D'autres chercheurs ont pu observer ce comportement dans de nombreux fluides, mais pas dans tous les fluides épaississants par cisaillement. Donc, les scientifiques ont proposé plusieurs autres modèles pour expliquer le phénomène d'épaississement par cisaillement, mais aucun d'entre eux n'aborde le modèle de Hoffman.
"Alors le puzzle reste, Comment l'ordre à désordre des particules est-il lié au comportement d'épaississement par cisaillement ? Pourquoi cela ne se produit-il que dans certains fluides complexes ?", a déclaré Xiao-Min Lin, nanoscientifique au Center for Nanoscale Materials du Argonne National Laboratory du département américain de l'Énergie (DOE).

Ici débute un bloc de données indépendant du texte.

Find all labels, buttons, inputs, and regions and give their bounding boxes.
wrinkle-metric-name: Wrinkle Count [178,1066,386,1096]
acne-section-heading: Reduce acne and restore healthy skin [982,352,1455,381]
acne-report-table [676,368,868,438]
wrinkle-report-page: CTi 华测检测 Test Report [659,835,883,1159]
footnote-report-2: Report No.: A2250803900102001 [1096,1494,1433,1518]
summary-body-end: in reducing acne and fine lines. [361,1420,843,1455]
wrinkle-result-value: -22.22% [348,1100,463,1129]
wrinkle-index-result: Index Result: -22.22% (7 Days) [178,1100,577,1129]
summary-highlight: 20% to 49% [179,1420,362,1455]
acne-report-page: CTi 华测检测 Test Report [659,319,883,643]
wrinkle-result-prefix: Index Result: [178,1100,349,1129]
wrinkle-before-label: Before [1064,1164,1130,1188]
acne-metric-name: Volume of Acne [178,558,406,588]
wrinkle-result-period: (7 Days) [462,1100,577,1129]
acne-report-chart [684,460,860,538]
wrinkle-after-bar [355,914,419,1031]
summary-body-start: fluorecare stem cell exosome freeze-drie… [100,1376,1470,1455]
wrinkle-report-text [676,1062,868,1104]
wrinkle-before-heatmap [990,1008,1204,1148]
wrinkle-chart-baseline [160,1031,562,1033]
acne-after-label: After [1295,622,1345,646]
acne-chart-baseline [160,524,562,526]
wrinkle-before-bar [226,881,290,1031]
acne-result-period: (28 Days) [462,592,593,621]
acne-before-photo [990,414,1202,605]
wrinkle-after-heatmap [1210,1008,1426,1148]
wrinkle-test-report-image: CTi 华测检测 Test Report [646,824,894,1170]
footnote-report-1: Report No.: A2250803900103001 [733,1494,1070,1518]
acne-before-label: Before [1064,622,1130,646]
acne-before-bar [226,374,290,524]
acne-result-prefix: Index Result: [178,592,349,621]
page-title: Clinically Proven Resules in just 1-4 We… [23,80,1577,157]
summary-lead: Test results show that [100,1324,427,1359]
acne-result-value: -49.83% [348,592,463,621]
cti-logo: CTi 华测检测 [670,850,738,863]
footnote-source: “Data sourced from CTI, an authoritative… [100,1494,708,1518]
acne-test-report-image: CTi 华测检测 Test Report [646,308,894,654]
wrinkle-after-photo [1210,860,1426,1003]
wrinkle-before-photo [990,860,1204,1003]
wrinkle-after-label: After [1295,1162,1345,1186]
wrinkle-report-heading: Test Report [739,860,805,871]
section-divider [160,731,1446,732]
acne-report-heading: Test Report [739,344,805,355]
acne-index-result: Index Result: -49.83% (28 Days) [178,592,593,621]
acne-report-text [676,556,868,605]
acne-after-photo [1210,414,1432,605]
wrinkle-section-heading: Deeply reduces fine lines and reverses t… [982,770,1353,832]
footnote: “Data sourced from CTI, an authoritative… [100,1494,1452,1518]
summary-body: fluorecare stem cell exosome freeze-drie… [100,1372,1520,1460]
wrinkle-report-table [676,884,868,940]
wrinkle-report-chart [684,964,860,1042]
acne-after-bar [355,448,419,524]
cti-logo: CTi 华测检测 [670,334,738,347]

Maintenant, une équipe Argonne de nanoscientifiques et de physiciens a percé ce mystère de 30 ans en étudiant un fluide épaississant par cisaillement avec une caractérisation in situ aux rayons X.
"Combinant un rhéomètre, qui mesure la viscosité du liquide, avec la caractérisation aux rayons X crée un instrument unique qui peut comprendre la structure des particules lorsqu'elles se déplacent en temps réel, " dit Suresh Narayanan, un autre scientifique principal du projet et physicien du groupe de recherche Time Resolved de la division X-ray Science d'Argonne.
L'équipe a toujours soupçonné que l'uniformité des particules pourrait jouer un rôle dans ce phénomène. Alors Jonghun Lee, le stagiaire postdoctoral principal sur ce projet, synthétisé des nanoparticules de silice hautement uniformes de trois diamètres différents. En utilisant une technique spécifique de diffusion des rayons X aux petits angles ultra-sensibles (SAXS) à la source de photons avancée (APS) d'Argonne, Lin, Narayanan et leur équipe, désormais complétés par d'autres membres du groupe de recherche Time Resolved, ont mesuré en temps réel comment les nanoparticules s'écoulaient en réponse à une force appliquée.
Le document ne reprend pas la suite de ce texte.